Probleme gebe es vor allem in der Wahrnehmung der Repräsentanten, nicht so sehr in der Wahrnehmung des Systems, sagt sie im Gespräch mit dem WDR.
Woran liegt es, dass sich viele Menschen von ihren Politikern nicht vertreten fühlen? Um das zu klären, unterscheidet Weissenbach in ihrer Forschung zwischen unterschiedlichen Repräsentationen.
Drei Formen der Repräsentation:
- Deskriptive Repräsentation: Sie zeigt sich in formalen, klar zu beschreibenden Eigenschaften wie etwa Geschlecht, Ethnizität und soziales Milieu. Zum Beispiel repräsentiert eine Bundesabgeordnete allein durch ihr Geschlecht Frauen im Parlament.

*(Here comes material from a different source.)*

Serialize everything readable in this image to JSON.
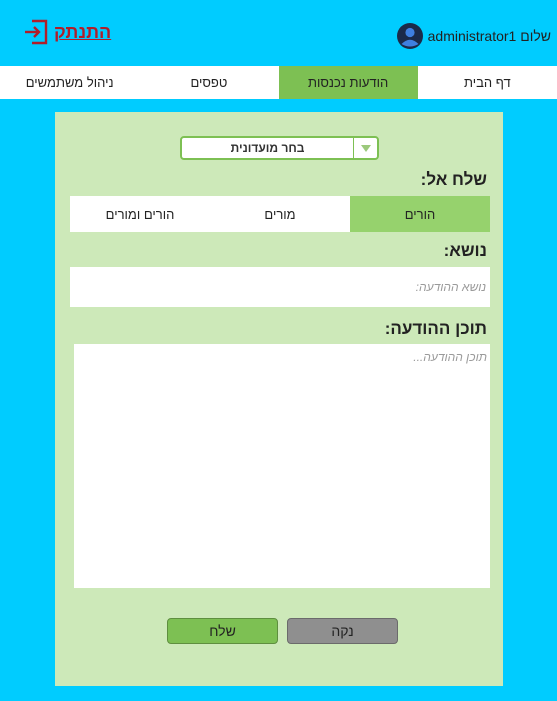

- Emotionale Repräsentation: Sie zeigt sich in symbolischen Handlungen, Gesten, Kleidung, der Art des Auftritts und Ähnlichem. Zum Beispiel kann ein händeschüttelnder Politiker in der Menschenmenge Nähe zu den Bürgern symbolisieren - oder unglaubwürdig wirken.
- Substanzielle Repräsentation: Hierbei stehen die politischen Inhalte im Mittelpunkt. Zum Beispiel kann ein alter, weißer, männlicher Politiker die Interessen von jungen, schwarzen Frauen vertreten. Entscheidend ist hier der Kern der Politik.
"Wenn sich Bürgerinnen und Bürger in diesen Formen der Repräsentation nicht oder nur unzureichend wiederfinden, dann verlieren sie an Vertrauen in ihre Politikerinnen und Politiker", sagt Weissenbach.
"Gesprächsstörung" zwischen Politikern und Bürgern
Und genau das passiere gerade. Im Prozess zwischen Bürgern und Politik gebe es eine "Gesprächsstörung", so nennt es Weissenbach. "Wir verzeichnen Vertrauensverluste." Und es gebe eine deutliche Lagerbildung. Bedeutet: Menschen bleiben mit ihren Ansichten unter ihresgleichen, sind wenig bereit, ihre Lager zu verlassen.
Ein Grund für die Vertrauensverluste seien die Unsicherheiten in krisenhaften Zeiten, so Weissenbach. Klima, Migration, Corona, Kriege, Inflation, Konjunkturflaute ... "Wir haben auf jeden Fall polarisierendere Zeiten also noch vor zehn Jahren."
Wie das Vertrauen wieder wachsen könnte
Um das verloren gegangene Vertrauen der Bürger in die Politik zurückzugewinnen, müssten die Repräsentanten die politischen Prozesse noch mehr als bisher erklären, meint Weissenbach. Wie ist es zu dieser oder jener Entscheidung gekommen? Warum dauert ein politischer Prozess so lange? Auf Fragen wie diese brauche es immer wieder leicht verständliche Antworten.
Das gelte auch für Medien, meint die Politologin. Es sollte weniger getalkt und mehr erklärt werden. Außerdem müsse man sich noch mehr auf die Menschen zubewegen, zum Beispiel über TikTok. Die Plattform wird von jungen Menschen stark genutzt. Etablierte Parteien sind dort aber unterrepräsentiert - im Gegensatz zur AfD.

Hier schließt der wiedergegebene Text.